I’m trying to clone a minio source to a aws s3 destination
rclone sync my_minio_source: my_aws_destination:
This was working perfectly until the minio server I am trying to copy from turned on compression.
I have reproduced the error on my own minio server to confirm that the compression is what triggered this error.
The error seems to be caused by aws calculating a md5 checksum that is different to the one rclone is telling it to expect.
What is the best way to get around this?
I’ve tried this flag which did not do anything [–s3-disable-checksum]
Minio compression is a bit funny in that the files are compressed on disk but when you download them you get the uncompressed version. My suspicion is that this is where the mismatch comes from.
ERROR : site-1v2-phase-a0-traffic-movements.geojson: Failed to copy: s3 upload: 400 Bad Request:
<?xml version="1.0" encoding="UTF-8"?>
<Error>
<Code>BadDigest</Code>
<Message>The Content-MD5 you specified did not match what we received.</Message>
<ExpectedDigest>57d9468c8b2e44f1873c48b2d5e0c9b3</ExpectedDigest>
<CalculatedDigest>xqmjKJaxsHCLdt8YI9Ia4w==</CalculatedDigest>
<RequestId>8B0C0A0D253B0166</RequestId>
<HostId>d7YPtGWTiDe/qLjrmQ4XjbSW4GtYCE/xmVOita0yCXTIITdhLbPRydjSeufiXh3VUZ0mXYkuCxU=</HostId>
</Error>
I also have ran this to confirm the md5 checksum where “himas-test-bucket” only has the uncompressed file. rclone md5sum local-minio:/himas-test-bucket/
This is minio returning the checksum of the compressed file with Content-Encoding: gzip or similar. There are some issues about this sort of thing, but I haven’t found a satisfactory solution.

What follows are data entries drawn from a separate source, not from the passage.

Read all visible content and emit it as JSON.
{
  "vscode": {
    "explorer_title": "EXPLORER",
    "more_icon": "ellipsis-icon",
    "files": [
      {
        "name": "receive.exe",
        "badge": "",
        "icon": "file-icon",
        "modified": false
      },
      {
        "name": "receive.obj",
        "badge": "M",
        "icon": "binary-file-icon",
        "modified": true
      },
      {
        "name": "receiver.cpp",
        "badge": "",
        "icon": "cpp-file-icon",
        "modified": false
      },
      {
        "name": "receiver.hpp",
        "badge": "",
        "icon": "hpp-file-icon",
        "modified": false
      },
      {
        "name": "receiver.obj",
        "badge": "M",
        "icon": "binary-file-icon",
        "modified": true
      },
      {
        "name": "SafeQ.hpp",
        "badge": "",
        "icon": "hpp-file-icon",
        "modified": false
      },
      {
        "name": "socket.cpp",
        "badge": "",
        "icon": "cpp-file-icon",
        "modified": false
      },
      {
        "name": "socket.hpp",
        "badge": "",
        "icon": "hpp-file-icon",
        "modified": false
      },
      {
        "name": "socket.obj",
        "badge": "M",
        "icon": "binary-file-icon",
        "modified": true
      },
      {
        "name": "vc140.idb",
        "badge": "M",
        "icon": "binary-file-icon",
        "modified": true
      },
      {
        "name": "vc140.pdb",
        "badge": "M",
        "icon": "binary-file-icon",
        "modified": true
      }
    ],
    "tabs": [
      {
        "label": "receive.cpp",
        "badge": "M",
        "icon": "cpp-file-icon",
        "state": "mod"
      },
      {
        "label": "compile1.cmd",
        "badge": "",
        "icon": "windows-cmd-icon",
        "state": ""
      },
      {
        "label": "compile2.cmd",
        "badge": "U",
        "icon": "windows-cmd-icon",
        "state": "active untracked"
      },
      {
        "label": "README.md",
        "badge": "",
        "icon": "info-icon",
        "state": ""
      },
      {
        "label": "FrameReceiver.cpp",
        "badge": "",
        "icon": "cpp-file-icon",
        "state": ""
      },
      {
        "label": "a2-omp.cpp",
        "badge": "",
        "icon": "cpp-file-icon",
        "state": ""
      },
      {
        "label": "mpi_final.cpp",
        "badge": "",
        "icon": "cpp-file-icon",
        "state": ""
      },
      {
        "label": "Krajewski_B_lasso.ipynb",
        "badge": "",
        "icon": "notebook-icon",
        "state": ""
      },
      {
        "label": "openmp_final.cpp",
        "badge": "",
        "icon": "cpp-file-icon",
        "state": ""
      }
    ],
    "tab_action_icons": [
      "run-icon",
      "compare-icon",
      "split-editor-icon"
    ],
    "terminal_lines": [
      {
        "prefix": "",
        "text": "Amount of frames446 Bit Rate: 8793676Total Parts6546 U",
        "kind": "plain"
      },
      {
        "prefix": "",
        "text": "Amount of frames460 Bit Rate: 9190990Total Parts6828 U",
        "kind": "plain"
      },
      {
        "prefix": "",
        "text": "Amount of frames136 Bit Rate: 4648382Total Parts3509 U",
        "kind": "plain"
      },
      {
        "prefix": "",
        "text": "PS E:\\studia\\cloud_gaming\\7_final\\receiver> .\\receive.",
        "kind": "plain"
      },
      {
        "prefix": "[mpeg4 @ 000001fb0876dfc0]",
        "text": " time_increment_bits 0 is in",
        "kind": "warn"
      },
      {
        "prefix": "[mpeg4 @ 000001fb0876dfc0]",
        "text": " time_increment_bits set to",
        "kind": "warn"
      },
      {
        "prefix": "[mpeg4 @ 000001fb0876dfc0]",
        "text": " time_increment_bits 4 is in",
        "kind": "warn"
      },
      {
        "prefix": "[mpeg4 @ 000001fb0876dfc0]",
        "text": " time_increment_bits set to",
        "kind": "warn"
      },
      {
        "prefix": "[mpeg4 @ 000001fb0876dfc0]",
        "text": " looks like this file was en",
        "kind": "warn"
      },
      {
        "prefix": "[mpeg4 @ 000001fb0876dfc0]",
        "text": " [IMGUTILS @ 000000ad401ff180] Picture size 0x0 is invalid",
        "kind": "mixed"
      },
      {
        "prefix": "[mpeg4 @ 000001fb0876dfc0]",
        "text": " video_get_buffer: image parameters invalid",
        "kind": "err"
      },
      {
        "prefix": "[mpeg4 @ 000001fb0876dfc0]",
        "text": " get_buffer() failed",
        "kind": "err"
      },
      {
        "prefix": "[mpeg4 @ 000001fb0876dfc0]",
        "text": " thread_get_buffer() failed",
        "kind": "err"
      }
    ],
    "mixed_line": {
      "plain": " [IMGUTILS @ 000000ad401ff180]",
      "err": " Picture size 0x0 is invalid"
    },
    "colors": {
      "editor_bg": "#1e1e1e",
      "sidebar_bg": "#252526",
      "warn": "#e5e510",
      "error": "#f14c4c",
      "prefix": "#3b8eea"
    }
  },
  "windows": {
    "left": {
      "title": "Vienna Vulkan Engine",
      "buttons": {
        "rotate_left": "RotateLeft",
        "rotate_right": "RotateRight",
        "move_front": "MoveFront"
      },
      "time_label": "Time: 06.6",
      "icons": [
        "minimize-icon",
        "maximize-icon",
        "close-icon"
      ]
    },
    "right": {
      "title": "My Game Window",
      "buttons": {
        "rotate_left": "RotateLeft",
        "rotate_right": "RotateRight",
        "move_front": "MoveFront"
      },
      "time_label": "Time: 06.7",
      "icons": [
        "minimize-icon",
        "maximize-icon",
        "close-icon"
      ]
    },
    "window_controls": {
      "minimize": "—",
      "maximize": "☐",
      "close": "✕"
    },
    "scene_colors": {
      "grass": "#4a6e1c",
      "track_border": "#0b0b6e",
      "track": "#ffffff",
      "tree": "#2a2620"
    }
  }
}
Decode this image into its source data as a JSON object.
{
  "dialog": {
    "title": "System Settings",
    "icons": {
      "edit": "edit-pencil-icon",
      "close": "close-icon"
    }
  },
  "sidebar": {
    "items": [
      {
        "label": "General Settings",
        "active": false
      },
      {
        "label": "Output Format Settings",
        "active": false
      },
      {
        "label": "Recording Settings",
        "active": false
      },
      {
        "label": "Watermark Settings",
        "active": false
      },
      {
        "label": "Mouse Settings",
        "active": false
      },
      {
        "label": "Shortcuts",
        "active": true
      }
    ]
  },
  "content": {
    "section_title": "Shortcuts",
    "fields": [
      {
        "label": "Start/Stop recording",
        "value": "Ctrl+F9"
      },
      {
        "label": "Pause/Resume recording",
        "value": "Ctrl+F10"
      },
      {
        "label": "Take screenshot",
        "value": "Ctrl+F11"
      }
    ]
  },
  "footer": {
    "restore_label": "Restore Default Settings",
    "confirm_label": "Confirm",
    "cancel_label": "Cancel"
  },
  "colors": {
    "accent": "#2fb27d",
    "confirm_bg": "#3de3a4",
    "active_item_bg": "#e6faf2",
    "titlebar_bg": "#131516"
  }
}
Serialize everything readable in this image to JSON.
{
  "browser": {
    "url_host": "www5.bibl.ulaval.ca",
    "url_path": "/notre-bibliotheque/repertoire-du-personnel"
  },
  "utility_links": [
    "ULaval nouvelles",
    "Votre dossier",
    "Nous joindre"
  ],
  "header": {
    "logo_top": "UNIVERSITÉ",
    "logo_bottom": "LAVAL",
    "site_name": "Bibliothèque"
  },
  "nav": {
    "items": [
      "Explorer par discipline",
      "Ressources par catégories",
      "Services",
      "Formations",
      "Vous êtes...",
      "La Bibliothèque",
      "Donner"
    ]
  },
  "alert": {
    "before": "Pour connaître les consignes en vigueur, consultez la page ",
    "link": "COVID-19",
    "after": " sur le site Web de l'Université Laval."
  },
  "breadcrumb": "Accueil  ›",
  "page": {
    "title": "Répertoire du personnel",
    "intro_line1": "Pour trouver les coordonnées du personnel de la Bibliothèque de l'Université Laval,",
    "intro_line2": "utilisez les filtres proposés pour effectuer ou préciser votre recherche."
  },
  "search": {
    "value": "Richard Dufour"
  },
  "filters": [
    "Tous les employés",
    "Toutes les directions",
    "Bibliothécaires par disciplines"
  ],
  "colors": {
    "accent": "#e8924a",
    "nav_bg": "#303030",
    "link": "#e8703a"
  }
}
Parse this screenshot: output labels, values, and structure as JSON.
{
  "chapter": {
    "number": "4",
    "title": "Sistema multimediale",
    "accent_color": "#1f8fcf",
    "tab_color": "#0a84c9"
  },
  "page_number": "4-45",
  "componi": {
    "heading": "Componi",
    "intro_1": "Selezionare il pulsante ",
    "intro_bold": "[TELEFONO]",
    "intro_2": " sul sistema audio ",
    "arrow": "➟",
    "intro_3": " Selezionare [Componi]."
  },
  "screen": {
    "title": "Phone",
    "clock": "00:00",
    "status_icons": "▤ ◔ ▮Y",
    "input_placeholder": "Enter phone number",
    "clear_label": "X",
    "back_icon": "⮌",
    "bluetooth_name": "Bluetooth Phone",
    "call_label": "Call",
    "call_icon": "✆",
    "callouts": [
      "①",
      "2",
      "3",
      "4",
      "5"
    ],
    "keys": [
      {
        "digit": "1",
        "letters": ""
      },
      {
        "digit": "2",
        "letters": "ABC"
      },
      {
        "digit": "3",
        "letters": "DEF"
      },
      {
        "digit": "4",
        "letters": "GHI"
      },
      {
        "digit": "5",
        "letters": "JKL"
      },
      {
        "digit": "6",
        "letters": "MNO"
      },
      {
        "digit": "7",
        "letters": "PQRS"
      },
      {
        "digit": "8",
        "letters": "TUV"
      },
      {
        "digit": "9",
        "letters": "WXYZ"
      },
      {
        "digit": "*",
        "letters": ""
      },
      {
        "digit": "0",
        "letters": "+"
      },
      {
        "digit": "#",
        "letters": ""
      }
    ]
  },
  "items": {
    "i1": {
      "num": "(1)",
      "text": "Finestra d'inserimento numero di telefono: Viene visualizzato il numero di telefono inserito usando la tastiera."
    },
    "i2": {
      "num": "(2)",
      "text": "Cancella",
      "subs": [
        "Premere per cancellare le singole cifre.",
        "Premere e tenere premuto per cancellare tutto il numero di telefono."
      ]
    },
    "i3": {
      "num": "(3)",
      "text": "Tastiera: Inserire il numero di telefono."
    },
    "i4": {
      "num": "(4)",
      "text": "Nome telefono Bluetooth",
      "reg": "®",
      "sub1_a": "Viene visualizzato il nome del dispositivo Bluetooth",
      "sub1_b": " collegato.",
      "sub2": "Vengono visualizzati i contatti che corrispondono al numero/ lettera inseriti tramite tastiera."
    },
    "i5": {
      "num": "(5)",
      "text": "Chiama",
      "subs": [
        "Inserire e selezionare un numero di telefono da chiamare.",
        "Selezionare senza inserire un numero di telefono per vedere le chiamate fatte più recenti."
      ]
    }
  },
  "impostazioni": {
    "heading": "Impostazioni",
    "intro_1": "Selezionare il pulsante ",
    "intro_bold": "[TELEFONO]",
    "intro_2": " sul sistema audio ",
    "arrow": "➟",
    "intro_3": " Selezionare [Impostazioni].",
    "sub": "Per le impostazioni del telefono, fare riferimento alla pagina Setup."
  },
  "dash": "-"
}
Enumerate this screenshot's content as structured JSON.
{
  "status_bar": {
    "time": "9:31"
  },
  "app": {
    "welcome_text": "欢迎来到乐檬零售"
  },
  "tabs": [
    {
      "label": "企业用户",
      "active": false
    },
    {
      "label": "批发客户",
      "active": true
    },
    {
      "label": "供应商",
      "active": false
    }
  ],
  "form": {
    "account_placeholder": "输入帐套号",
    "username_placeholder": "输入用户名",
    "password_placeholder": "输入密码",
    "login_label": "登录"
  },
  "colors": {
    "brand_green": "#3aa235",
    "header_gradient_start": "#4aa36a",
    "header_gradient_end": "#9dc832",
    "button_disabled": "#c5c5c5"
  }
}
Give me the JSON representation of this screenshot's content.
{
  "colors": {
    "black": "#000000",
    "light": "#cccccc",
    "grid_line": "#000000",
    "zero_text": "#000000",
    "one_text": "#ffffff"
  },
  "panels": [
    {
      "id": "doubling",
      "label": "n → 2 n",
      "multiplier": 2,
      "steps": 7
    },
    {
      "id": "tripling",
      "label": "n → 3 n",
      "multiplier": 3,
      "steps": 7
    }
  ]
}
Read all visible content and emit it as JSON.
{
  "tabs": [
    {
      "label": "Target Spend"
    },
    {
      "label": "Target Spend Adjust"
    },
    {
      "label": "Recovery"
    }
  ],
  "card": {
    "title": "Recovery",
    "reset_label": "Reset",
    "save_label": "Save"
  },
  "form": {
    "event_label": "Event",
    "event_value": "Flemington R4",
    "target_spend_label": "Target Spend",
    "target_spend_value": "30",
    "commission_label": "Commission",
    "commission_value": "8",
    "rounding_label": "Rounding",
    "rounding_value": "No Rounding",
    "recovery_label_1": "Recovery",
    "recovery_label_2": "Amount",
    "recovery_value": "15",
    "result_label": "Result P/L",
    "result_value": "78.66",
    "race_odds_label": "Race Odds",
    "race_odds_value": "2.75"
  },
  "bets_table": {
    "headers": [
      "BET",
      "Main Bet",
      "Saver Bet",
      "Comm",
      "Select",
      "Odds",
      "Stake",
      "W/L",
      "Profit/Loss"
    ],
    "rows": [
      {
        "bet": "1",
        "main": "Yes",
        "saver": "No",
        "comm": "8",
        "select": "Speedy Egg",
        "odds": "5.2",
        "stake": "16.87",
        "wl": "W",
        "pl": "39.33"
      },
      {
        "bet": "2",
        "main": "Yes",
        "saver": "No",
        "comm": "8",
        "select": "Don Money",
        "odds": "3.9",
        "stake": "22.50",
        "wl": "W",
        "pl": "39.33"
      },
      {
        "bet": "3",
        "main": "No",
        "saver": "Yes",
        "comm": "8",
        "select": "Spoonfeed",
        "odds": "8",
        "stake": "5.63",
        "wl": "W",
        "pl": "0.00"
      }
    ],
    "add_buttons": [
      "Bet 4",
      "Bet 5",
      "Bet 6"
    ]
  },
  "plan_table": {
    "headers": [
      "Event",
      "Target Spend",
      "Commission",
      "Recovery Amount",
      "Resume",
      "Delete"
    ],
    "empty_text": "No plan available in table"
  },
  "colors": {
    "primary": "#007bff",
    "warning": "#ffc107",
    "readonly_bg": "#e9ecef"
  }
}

What is happening here is that s3 needs a hash before doing the upload so rclone asks the source to provide one. If it can it uses it rather than calculating it again.
You could probably fix this by setting --s3-upload-cutoff 0 which will make all files be uploaded with multipart uploads which doesn’t need the hash in advance.
Just an update on this, it seems when I use --s3-upload-cutoff 0 the files that are failing are those that are less than some size x. When I use --s3-upload-cutoff 0 --ignore-checksum all files are now being copied. I don’t quite know if this has some side effects I am unaware of but it seems to have done the trick.
Again, thanks for your help ncw
I hit the same when trying to move SSE objects from AWS S3 to IBM COS. The solution works, but makes me nervous about data integrity since the flags seem to drop the checking functions. Reading the issues, I see a possible fix is roadmapped, but not getting traction. One comment worried about the extra overhead of the HEAD call, but if it solved data integrity, that overhead is worth it. If I understand it correctly, this solution is also extra overhead as now all objects are multipart.